Sarbanes-Oxley Compliance Costs on the Rise

By Michael Cohn, the AccountancyToday

Compliance costs for Sarbanes-Oxley and external audit fees both increased last year, according to a new survey, but for most organizations the cost of SOX compliance remains at a manageable level.

The survey, by the consulting firm Protiviti, examined the impact of the Sarbanes-Oxley Act of 2002 as the law enters its second decade. More than one-third of the companies surveyed (38 percent) reported a year-over-year increase from 2011 to 2012 in SOX costs. Nearly half of the companies surveyed (47 percent) also reported a year-over-year increase in external audit fees during the same period.

However, on average the costs for SOX compliance are not extraordinarily high relative to the objective of quality financial reporting to investors through improved internal controls, according to the survey respondents. For most organizations, the cost of SOX compliance remains at a manageable level.

Protiviti polled 297 executives and professionals at companies with gross annual revenues ranging from less than $100 million to more than $20 billion in late 2012 and early 2013. Survey respondents included chief audit executives, chief financial officers, corporate Sarbanes-Oxley and project management office leaders, chief compliance officers and others involved with SOX.

The survey also found that more companies are shifting SOX compliance oversight responsibilities away from their project management offices to their internal audit functions. In addition, more companies are adjusting their compliance efforts to focus on high-risk processes and walkthroughs.

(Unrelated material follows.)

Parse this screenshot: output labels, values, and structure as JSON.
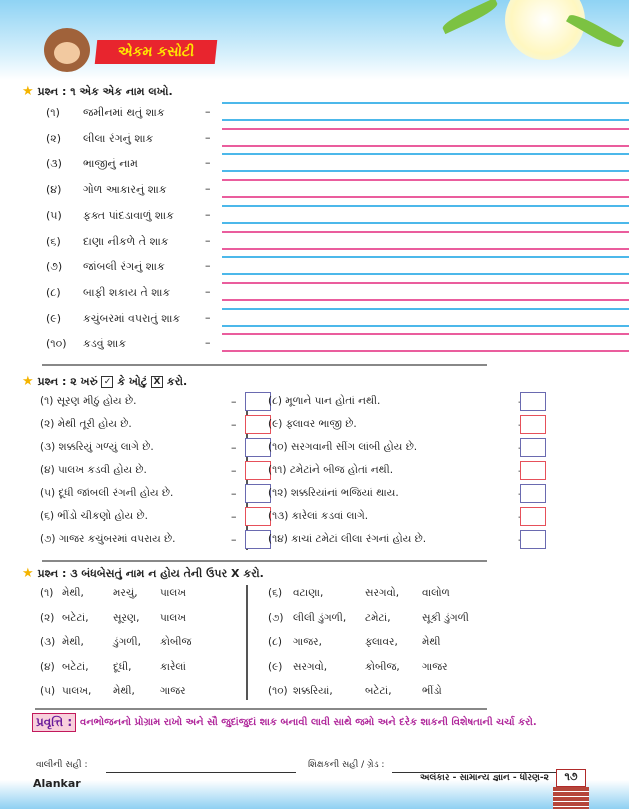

External auditor reliance on such efforts—and on the work of others in general—is continuing to evolve, due in part to guidance from the Public Company Accounting Oversight Board. Organizations continue to report significant improvements in their internal control structures since SOX Section 404(b) became a requirement. The automation of controls remains an enticing option and perhaps the “final frontier” for achieving significant improvements and efficiencies, according to the survey.

When executives and professionals involved in SOX compliance were asked what was driving the most change in their SOX compliance processes, 66 percent said there was at least moderate change due to demand for increasing process and control documentation for high-risk processes.

In addition, 60 percent of the respondents indicated that the increased amount of time required for walkthroughs and documentation around processes was also driving moderate change.

“To continue to improve their SOX compliance efforts, companies need to intensify their scrutiny of high-risk processes such as financial reporting, accrual processes, stock options and equity, and taxes,” said Protiviti executive vice president for global internal audit Brian Christensen in a statement. “The study shows that companies are beginning to adjust in that direction and the shift aligns with guidance from the SEC and PCAOB.”

With regard to the new COSO internal control framework, 66 percent of the survey respondents were aware of the revision process. The vast majority (85 percent) were against early implementation of the framework in 2013. If given an adoption option, respondents were fairly evenly split across several potential implementation schedules, including fiscal year 2014 and adoption after 2014.